As stated - no one is surprised and should not be surprised by the data because the address was engraved in the tens of thousands of sales contracts signed in recent months. The amount of transactions made in the eight months from the exit from the first closure until January 2021 is not remembered in the market not only in recent years, but also in the peak years of rising house prices. An average of more than ten thousand apartments sold per month, did not exist in 2009 and 2010 either.

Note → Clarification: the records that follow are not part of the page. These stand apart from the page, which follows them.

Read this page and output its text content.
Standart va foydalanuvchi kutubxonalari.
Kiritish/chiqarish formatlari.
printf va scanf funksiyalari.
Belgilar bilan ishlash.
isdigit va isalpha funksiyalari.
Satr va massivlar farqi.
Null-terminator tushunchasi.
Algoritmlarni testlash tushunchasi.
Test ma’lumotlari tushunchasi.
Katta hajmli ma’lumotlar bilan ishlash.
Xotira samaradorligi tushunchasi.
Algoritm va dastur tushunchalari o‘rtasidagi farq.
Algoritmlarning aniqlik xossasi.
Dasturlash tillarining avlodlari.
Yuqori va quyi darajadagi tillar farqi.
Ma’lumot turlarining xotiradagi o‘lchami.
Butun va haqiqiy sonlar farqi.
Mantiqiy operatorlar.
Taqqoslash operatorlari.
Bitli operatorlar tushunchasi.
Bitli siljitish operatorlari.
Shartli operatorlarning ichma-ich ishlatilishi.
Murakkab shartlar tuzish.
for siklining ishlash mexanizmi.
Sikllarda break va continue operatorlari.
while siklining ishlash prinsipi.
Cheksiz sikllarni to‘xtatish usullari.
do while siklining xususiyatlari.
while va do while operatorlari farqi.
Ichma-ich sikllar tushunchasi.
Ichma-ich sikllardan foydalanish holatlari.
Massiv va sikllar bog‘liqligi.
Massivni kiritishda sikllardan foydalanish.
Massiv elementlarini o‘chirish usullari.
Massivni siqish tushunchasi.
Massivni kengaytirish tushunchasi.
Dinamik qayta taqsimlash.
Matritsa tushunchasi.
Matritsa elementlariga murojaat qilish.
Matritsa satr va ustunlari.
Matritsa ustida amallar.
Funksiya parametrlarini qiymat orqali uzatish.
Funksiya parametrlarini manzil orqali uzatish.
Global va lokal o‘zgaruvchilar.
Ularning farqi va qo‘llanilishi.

The market is run in a strange way
Who is the area that pulls up apartment prices on the way up? Not who you think. It is precisely the Northern District that has raised the most in apartment prices since the end of the first closure. Prices rose by no less than 5.3%; It is followed by the districts of the national capital and the economic capital of Israel - Jerusalem and Tel Aviv, whose housing price indices rose by 4.7%. Below the overall national average of 4.5% are the Central District, which recorded an increase of 4.3%, the Southern District, which raised prices by 3.3%, and the Haifa District, which recorded the lowest increase during this period, at 3%.

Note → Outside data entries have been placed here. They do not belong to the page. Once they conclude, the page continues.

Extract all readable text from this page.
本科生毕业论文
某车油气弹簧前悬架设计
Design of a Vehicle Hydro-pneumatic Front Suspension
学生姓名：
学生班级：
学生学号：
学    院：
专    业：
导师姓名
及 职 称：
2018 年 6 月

Is there an explanation for this strange ranking? Honestly no. Because the market is not only hot during this period, it is run in a strange way, which has not been remembered for many years, in terms of the mix of transactions carried out in it, and first and foremost the reference to the Tel Aviv area.

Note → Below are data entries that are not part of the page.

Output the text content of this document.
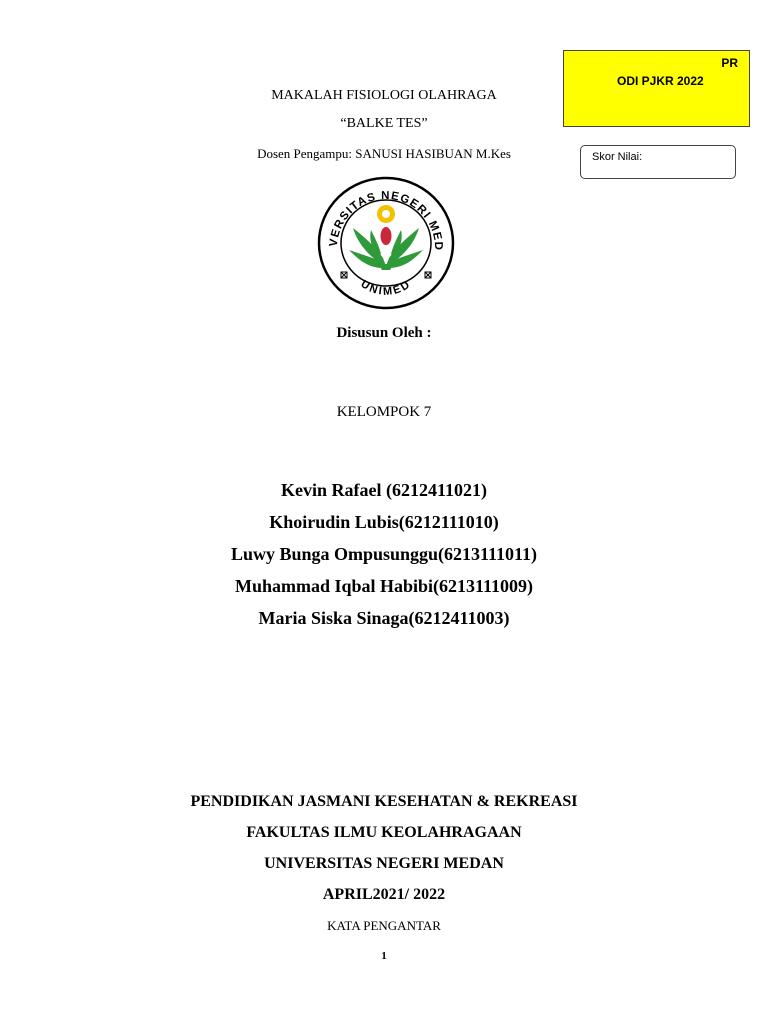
PR
ODI PJKR 2022
Skor Nilai:
MAKALAH FISIOLOGI OLAHRAGA
“BALKE TES”
Dosen Pengampu: SANUSI HASIBUAN M.Kes
VERSITAS NEGERI MED
UNIMED
Disusun Oleh :
KELOMPOK 7
Kevin Rafael (6212411021)
Khoirudin Lubis(6212111010)
Luwy Bunga Ompusunggu(6213111011)
Muhammad Iqbal Habibi(6213111009)
Maria Siska Sinaga(6212411003)
PENDIDIKAN JASMANI KESEHATAN & REKREASI
FAKULTAS ILMU KEOLAHRAGAAN
UNIVERSITAS NEGERI MEDAN
APRIL2021/ 2022
KATA PENGANTAR
1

Already last year we discussed the phenomenon, that while the market is burning in terms of the number of transactions carried out in it - the Israeli real estate capital is frozen, and the Tel Aviv district actually recorded a severe slump .
It turns out that this trend continued in January this year and according to the Chief Economist's survey published earlier this week, the Tel Aviv district experienced a slump in transactions, the like of which experienced only in the first months of the global financial crisis, in late 2008 and early 2009. . However, as stated, the fact that there is a slump in the number of transactions does not prevent Tel Aviv from recording respectable price increases, which indicates that apartment owners are not stressed.
Another issue that stands out is the fading impact of a occupant price plan on the new housing market. Moshe Kahlon's flagship program lives today on fuel fumes of projects that receive late building permits. If several months ago, 40% and more of the new dwellings surveyed in the price range of new dwellings were price-per-tenant dwellings, in recent months they have shrunk to the order of 30%, while this index also recorded a significant increase.
The end is not in sight
We do not seem to have reached the end of the price increases of the Corona Age. On the contrary - the conditions seem ideal for further increases. The first of these is political instability. Although next week we will stand at the polls again, but even if some political decision is made - which does not seem certain at all - it is difficult to see a stable government being formed in its wake; When there is political instability - apartment prices rise.
Another factor is the interest rates on mortgages that have fallen and may even fall again, following the pressure exerted by the Bank of Israel on mortgage banks. The end of the "price per occupant" did not bring the young couples home, as might have been expected, but made them look for apartments in the free market, while taking out higher mortgages than before.
Finally, the investors who returned after lowering the purchase tax of Finance Minister Israel Katz are quickly returning to their market proportions from before the Moshe Kahlon era, which made sure to exclude them by raising taxes.